Abstract:
Neurotoxic organophosphorus compounds can induce a type of delayed neuropathy in humans and sensitive animals, known as organophosphorus-induced delayed neuropathy (OPIDN). OPIDN is characterized by axonal degeneration akin to Wallerian-like degeneration, which is thought to be caused by increased intra-axonal Ca2+ concentrations. This study was designed to investigate that deregulated cytosolic Ca2+ may function downstream of mitodysfunction in activating Wallerian-like degeneration and necroptosis in OPIDN. Adult hens were administrated a single dosage of 750 mg/kg tri-ortho-cresyl phosphate (TOCP), and then sacrificed at 1 day, 5 day, 10 day and 21 day post-exposure, respectively. Sciatic nerves and spinal cords were examined for pathological changes and proteins expression related to Wallerian-like degeneration and necroptosis. In vitro experiments using differentiated neuro-2a (N2a) cells were conducted to investigate the relationship among mitochondrial dysfunction, Ca2+ influx, axonal degeneration, and necroptosis. The cells were co-administered with the Ca2+-chelator BAPTA-AM, the TRPA1 channel inhibitor HC030031, the RIPK1 inhibitor Necrostatin-1, and the mitochondrial-targeted antioxidant MitoQ along with TOCP. Results demonstrated an increase in cytosolic calcium concentration and key proteins associated with Wallerian degeneration and necroptosis in both in vivo and in vitro models after TOCP exposure. Moreover, co-administration with BATPA-AM or HC030031 significantly attenuated the loss of NMNAT2 and STMN2 in N2a cells, as well as the upregulation of SARM1, RIPK1 and p-MLKL. In contrast, Necrostatin-1 treatment only inhibited the TOCP-induced elevation of p-MLKL. Notably, pharmacological protection of mitochondrial function with MitoQ effectively alleviated the increase in intracellular Ca2+ following TOCP and mitigated axonal degeneration and necroptosis in N2a cells, supporting mitochondrial dysfunction as an upstream event of the intracellular Ca2+ imbalance and neuronal damage in OPIDN. These findings suggest that mitochondrial dysfunction post-TOCP intoxication leads to an elevated intracellular Ca2+ concentration, which plays a pivotal role in the initiation and development of OPIDN through inducing SARM1-mediated axonal degeneration and activating the necroptotic signaling pathway.
摘要:
神经毒性有机磷化合物可在人类和敏感动物中诱发一种迟发性神经病,称为有机磷引起的迟发性神经病(OPIDN)。OPIDN的特征是轴突变性类似于Wallerian样变性,这被认为是由轴突内Ca2+浓度增加引起的。

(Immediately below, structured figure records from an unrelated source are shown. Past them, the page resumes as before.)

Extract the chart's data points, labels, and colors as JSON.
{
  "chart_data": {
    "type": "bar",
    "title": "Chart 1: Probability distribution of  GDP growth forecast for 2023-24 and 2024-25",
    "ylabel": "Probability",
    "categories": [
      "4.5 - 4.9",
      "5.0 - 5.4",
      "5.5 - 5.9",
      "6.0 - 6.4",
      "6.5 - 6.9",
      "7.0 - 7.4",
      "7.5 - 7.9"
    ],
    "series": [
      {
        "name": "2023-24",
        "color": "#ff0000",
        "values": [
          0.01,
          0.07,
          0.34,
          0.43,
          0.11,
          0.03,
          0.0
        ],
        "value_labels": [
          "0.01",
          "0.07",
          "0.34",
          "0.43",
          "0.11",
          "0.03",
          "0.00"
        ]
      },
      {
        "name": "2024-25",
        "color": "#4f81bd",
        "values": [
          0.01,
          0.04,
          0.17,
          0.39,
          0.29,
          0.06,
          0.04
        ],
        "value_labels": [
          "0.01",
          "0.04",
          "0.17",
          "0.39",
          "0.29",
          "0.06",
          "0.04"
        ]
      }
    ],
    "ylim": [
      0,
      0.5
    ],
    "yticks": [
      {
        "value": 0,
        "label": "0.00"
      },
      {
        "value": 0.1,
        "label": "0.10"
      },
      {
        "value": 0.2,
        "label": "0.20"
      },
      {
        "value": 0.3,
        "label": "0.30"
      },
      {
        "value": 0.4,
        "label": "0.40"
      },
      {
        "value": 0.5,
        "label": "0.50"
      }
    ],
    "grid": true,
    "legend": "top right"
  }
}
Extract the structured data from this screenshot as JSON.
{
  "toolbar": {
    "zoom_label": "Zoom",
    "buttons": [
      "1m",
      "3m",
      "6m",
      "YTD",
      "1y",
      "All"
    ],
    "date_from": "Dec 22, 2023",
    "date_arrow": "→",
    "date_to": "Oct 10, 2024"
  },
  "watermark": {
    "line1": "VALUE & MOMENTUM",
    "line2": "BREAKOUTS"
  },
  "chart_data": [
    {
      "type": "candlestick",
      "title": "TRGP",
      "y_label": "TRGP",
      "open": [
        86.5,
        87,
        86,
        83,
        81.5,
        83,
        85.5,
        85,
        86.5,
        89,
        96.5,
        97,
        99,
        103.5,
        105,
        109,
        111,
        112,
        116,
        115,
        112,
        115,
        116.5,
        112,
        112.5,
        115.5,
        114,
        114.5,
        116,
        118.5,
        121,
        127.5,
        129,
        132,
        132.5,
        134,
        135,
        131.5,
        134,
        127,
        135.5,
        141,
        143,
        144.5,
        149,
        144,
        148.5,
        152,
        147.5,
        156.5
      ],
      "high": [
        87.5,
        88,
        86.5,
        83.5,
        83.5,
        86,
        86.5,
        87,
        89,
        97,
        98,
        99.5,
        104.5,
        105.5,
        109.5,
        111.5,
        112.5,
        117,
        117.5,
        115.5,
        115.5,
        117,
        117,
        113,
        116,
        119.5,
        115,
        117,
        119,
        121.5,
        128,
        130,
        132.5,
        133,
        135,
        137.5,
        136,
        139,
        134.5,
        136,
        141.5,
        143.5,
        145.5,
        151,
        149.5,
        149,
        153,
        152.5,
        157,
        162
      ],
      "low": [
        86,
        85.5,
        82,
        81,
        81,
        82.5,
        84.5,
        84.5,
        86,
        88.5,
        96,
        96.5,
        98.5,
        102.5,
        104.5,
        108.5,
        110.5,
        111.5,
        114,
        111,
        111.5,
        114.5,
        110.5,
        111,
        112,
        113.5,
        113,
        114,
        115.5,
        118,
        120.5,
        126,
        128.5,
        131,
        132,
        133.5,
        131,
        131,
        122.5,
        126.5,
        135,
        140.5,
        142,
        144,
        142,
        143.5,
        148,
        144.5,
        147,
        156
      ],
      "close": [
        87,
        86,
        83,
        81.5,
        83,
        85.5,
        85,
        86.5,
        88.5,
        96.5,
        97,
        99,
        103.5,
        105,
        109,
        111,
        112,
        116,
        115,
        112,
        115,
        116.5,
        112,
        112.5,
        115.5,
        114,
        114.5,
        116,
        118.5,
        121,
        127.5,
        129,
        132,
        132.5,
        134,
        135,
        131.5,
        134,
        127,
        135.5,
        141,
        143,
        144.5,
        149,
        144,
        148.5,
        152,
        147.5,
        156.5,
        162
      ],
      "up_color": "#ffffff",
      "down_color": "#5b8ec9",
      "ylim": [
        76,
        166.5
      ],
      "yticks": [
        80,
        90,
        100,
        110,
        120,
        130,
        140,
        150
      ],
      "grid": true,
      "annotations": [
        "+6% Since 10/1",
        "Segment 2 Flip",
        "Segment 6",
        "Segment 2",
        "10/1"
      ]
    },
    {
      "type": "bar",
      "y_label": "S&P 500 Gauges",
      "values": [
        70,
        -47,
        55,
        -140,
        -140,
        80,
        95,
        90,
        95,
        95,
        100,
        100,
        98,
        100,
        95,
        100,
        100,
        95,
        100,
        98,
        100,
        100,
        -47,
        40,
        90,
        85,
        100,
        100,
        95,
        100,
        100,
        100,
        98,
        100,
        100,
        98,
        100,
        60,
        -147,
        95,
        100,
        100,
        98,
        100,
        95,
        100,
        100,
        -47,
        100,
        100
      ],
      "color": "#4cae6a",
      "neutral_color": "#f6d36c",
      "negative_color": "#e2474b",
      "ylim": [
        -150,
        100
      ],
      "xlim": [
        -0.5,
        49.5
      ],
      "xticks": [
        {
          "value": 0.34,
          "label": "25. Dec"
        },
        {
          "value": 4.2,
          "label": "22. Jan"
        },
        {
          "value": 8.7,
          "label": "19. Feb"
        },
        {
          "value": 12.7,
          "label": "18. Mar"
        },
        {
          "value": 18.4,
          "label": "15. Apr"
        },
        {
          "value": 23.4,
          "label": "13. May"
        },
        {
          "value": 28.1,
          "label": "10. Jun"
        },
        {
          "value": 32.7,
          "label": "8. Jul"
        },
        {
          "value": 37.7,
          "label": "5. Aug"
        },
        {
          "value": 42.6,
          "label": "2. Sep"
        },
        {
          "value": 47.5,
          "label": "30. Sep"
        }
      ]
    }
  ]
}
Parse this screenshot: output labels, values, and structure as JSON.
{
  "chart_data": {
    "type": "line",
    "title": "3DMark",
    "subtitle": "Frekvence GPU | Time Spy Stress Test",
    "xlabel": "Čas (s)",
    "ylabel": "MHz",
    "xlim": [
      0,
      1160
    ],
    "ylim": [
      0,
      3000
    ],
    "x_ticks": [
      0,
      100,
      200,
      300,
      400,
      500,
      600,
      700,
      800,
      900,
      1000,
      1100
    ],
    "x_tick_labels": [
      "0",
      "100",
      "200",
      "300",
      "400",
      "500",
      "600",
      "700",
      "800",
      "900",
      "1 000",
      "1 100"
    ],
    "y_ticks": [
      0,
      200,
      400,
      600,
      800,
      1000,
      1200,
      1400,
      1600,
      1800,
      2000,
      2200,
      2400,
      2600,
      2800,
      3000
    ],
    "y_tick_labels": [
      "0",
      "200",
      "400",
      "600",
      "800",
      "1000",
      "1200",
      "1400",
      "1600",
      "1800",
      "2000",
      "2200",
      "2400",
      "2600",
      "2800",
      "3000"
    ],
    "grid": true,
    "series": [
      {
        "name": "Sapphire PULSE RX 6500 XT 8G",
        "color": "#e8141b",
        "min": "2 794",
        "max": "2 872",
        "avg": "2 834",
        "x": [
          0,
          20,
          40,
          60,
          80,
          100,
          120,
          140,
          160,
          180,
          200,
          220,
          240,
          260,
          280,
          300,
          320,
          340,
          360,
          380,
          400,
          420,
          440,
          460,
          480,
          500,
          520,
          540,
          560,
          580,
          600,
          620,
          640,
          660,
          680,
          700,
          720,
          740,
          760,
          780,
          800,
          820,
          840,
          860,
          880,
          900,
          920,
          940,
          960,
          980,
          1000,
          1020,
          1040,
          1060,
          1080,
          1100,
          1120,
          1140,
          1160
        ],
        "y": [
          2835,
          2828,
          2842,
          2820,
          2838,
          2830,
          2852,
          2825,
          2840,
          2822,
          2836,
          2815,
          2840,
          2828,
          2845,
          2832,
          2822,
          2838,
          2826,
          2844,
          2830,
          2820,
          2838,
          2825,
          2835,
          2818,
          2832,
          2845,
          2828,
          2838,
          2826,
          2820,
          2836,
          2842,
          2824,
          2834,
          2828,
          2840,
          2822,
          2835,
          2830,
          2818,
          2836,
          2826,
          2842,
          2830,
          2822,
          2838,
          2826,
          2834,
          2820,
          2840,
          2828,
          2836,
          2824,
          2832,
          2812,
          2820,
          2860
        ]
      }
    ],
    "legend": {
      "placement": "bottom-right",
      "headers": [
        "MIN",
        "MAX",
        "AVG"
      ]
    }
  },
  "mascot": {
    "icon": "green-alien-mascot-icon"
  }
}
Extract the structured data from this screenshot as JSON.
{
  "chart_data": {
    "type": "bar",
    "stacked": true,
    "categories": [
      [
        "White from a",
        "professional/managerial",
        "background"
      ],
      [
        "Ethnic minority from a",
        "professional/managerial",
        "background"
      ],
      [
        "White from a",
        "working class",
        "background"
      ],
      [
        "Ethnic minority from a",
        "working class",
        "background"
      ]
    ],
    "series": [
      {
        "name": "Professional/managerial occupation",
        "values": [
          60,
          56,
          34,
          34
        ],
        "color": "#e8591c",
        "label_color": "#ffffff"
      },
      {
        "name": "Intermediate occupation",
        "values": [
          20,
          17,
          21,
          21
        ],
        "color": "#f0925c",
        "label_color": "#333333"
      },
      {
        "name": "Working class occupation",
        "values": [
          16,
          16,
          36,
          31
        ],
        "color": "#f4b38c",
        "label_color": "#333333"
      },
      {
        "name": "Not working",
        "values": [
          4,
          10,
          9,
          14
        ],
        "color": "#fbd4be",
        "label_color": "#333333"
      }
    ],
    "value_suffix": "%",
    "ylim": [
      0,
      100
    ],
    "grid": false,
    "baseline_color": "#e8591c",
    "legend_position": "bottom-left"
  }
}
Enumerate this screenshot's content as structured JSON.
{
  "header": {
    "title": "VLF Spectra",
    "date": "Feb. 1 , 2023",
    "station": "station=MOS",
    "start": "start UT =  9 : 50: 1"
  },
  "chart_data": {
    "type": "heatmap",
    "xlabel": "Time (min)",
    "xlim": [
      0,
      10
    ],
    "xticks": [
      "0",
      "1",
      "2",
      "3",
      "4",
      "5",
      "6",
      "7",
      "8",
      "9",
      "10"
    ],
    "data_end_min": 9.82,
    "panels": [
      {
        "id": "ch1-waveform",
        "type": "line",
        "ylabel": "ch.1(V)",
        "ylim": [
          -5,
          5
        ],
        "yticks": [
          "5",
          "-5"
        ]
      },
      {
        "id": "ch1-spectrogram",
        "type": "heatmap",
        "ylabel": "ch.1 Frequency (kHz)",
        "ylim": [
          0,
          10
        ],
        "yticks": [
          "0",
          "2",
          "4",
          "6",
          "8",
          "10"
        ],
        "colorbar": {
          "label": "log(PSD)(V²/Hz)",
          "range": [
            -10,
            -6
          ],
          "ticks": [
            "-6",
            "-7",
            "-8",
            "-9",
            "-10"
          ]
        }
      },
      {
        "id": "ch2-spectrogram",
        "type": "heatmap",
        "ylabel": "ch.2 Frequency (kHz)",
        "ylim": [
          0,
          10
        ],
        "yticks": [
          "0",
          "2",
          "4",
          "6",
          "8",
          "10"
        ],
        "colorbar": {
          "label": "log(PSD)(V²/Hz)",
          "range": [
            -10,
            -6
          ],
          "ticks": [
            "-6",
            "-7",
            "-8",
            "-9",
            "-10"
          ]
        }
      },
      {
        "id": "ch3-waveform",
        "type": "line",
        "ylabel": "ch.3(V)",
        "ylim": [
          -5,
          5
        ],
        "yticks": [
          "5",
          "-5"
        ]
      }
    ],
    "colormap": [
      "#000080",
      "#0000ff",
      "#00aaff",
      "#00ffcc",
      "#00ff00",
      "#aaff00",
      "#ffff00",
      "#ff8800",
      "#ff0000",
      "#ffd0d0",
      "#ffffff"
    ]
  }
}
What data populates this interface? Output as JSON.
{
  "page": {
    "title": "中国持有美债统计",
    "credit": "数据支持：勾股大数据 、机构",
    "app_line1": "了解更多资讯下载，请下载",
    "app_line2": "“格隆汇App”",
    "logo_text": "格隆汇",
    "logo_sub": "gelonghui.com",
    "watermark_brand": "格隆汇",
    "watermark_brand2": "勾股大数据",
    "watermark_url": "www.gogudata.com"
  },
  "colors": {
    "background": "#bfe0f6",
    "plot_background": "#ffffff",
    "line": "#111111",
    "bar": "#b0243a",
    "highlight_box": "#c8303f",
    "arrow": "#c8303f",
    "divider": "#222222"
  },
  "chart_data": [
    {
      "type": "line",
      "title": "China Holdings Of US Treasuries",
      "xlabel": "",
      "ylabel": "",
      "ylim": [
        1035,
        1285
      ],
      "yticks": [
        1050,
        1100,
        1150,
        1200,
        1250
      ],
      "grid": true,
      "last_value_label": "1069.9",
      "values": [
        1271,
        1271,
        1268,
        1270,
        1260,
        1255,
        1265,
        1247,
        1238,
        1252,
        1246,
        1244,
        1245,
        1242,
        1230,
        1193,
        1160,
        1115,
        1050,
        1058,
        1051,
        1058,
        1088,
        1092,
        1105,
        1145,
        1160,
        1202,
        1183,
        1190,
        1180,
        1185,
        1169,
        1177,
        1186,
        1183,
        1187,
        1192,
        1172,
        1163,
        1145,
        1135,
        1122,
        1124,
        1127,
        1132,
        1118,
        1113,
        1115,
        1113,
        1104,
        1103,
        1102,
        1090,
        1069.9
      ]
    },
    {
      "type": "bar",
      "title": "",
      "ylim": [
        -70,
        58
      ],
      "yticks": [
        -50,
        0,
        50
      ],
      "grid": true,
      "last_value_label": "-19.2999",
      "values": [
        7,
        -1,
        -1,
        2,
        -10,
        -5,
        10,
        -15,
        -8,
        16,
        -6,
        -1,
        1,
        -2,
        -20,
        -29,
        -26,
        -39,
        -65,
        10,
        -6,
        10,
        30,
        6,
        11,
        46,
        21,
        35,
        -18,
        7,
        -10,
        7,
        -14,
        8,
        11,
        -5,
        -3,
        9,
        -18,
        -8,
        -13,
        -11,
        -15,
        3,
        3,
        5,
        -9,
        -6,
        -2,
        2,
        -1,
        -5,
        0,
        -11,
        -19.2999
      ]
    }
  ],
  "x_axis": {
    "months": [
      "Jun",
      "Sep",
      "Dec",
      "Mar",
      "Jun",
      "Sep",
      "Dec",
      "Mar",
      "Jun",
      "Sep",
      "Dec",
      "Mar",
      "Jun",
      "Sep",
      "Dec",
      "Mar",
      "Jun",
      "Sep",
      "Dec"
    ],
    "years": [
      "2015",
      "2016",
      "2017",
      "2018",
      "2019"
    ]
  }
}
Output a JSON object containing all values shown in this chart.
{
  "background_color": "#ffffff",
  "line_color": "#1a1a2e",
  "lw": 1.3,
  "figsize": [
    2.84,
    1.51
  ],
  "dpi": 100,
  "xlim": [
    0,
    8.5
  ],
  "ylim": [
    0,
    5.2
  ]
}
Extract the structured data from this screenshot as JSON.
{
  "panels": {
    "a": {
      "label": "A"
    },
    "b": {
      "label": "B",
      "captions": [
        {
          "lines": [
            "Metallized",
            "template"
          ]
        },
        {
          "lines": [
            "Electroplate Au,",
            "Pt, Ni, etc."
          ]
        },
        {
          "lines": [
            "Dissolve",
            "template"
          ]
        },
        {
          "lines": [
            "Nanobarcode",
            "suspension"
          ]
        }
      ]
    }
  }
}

这项研究旨在研究失调的胞浆Ca2可能在OPIDN的线粒体功能障碍下游激活Wallerian样变性和坏死。成年母鸡服用单剂量750mg/kg磷酸三邻甲苯酯(TOCP),然后在1天牺牲,5天,暴露后10天和21天,分别。检查坐骨神经和脊髓的病理变化以及与Wallerian样变性和坏死相关的蛋白表达。使用分化的神经-2a(N2a)细胞进行体外实验,以研究线粒体功能障碍之间的关系,Ca2+流入,轴突变性,和坏死。细胞与Ca2+-螯合剂BAPTA-AM共同施用,TRPA1通道抑制剂HC030031,RIPK1抑制剂Necrostatin-1和线粒体靶向抗氧化剂MitoQ以及TOCP。结果表明,在TOCP暴露后,在体内和体外模型中,胞质钙浓度和与Wallerian变性和坏死相关的关键蛋白均增加。此外,与BATPA-AM或HC030031共同施用可显着减弱N2a细胞中NMNAT2和STMN2的损失,以及SARM1、RIPK1和p-MLKL的上调。相比之下,Necrostatin-1治疗仅抑制TOCP诱导的p-MLKL升高。值得注意的是,线粒体功能的药理学保护与MitoQ有效缓解细胞内Ca2+的增加后TOCP和减轻轴突变性和坏死N2a细胞,支持线粒体功能障碍作为OPIDN细胞内Ca2+失衡和神经元损伤的上游事件。这些发现表明,线粒体功能障碍后TOCP中毒导致细胞内Ca2+浓度升高,通过诱导SARM1介导的轴突变性和激活坏死信号通路,在OPIDN的发生和发展中起关键作用。